Jesse J. Stephens, Professor, earned his Ph.D. at Texas A & M University in 1966. He joined the faculty at FSU in 1967. His past research interests have been in radar meteorology, electromagnetic wave scattering by hydrometeors and variational approaches to continuum mechanics. His current research is in geophysical data processing methodology. During 1983, Dr. Stephens was Acting Director of the FSU Computing Center. He helped establish the Supercomputer Computations Research Institute at FSU and from 1984 until 1987 served as its Associate Director. In that capacity, he was instrumental in bringing the supercomputers to FSU. He was chairman from 1975 to 1977, and again from 1981 until 1985. Within the Department, Dr. Stephens has been principally responsible for the enhancements to our computing facilities. First with the donation of a Harris computer, and more recently as principal investigator on a grant in which CDC gave us a model 930, a fast multitasking computer that is projected to satisfy the bulk of the department wide computing in the near future. He has been on numerous campus computing policy committees. Dr. Stephens continues his interests in remote sensing and all phases of analysis.

David W. Stuart, Professor and Chairman, earned his Ph.D. from the University of California, Los Angeles in 1962. He came to FSU in January, 1962. His current research is in mesoscale observational studies of the meteorology of upwelling regions. Over the last dozen years he has mounted major field programs on three continents, i.e., in Oregon and California, Peru, and Spanish Sahara. These have invloved surface weather stations, meteorological buoys, research vessels, upper air balloons and research aircraft. This research has measured sea surface temperatures, surface winds, and the temperature inversion profiles over the upwelling regions to form an integrated picture of the associated land-sea breeze circulations. He has chaired the department for the past three years during the arrival of four new faculty members and has overseen the acquisition of new space and computer facilities. As he starts his second 3-year term he welcomes one new faculty member (Ruscher), looks forward to further space gains and renovations, plus further development of our radio and T.V. weathercasting program.

Shapiro Receives Commerce Gold Metal

Dr. Melvyn A. Shapiro of the NOAA Environmental Research Laboratories in Boulder, Colorado was recently presented the Department of Commerce Gold Medal, that agency's highest award, by Commerce Secretary C. William Verity in Washington. Shapiro graduated with a Ph.D. in Meteorlogy from FSU in 1969.
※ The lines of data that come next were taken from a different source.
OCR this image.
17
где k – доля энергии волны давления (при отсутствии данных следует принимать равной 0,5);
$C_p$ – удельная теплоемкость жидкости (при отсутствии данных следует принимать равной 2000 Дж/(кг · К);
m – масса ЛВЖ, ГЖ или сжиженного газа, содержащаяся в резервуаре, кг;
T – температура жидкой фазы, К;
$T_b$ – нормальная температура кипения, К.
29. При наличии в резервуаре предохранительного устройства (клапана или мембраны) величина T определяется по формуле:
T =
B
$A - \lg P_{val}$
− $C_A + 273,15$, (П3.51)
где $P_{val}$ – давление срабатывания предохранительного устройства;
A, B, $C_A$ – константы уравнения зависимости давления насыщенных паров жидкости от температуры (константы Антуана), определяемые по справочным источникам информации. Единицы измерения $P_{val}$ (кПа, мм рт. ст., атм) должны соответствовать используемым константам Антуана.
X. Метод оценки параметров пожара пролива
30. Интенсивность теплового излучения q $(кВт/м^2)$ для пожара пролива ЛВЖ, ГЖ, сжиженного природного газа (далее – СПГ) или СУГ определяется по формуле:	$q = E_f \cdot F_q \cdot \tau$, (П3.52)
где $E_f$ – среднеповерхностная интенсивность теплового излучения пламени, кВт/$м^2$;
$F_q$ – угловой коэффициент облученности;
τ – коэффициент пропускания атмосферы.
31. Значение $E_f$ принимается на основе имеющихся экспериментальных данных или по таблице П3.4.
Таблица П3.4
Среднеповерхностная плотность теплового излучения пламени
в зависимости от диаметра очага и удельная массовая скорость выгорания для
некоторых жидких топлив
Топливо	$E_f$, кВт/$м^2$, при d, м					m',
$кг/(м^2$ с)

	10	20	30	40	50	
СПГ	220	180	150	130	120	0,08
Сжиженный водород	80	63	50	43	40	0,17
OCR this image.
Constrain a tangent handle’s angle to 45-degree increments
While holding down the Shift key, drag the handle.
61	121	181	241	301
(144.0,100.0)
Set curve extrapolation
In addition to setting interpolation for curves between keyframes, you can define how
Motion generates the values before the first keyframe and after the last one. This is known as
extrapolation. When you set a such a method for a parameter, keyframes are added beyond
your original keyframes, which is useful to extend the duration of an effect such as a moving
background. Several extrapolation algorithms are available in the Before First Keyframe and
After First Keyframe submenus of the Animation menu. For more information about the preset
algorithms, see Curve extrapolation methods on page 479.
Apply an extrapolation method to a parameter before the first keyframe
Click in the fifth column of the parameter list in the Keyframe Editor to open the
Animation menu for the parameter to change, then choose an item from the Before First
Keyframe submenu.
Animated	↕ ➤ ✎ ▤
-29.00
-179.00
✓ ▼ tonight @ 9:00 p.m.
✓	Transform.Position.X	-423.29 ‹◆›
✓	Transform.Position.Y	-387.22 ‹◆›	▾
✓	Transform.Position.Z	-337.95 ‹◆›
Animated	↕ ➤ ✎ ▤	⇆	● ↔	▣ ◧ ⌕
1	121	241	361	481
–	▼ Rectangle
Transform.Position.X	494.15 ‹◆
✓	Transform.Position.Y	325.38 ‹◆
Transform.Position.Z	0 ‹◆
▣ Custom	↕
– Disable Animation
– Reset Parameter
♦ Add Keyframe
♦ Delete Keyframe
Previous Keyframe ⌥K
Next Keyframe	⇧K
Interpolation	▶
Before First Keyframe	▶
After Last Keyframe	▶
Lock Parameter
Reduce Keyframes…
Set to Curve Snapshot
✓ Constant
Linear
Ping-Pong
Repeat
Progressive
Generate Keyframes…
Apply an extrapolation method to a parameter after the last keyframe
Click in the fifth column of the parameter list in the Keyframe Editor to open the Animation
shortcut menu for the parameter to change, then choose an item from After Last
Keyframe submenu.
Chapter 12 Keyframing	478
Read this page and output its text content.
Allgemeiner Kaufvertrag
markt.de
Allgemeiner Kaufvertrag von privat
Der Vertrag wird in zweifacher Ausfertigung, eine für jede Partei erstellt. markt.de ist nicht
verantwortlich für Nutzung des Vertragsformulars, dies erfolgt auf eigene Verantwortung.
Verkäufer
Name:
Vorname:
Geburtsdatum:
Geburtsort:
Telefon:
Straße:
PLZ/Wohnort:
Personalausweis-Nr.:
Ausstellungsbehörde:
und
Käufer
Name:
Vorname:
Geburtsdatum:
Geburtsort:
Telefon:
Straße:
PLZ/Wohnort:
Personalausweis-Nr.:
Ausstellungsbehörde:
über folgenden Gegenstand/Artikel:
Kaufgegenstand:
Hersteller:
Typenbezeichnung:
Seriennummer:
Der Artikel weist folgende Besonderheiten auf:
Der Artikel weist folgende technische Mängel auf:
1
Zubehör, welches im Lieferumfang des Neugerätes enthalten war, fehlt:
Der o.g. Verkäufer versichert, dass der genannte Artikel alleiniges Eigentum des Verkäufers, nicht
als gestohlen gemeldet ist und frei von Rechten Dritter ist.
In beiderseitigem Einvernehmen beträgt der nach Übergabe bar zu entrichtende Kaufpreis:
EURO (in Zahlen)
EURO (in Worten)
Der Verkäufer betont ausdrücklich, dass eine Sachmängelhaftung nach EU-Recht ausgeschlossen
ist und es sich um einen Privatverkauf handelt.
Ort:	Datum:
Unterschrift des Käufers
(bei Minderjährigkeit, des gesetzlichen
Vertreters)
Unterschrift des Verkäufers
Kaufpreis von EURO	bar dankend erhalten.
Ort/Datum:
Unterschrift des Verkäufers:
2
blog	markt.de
Shapiro was recognized for ``profound contributions to the scientific understanding of meteorological phenomena.'' He has been with NOAA's Wave Propagation Laboratory since 1982, focussing his research on observations and computer simulations of large-scale and small scale storm systems, involving extensive use of aircraft to fly around and through severe weather events. He is currently the head of the laboratory's Meteorological Research Group.

This winter Shapiro will serve as a mission scientist with the U.S. Navy's ocean storms program off the East Coast, and in the spring will return to Norway to resume studying near-hurricane-strength storms which develop over the Norwegian Sea.

Earlier this year he was elected a Fellow of the American Meteorological Society, in recognition of his professional accomplishments.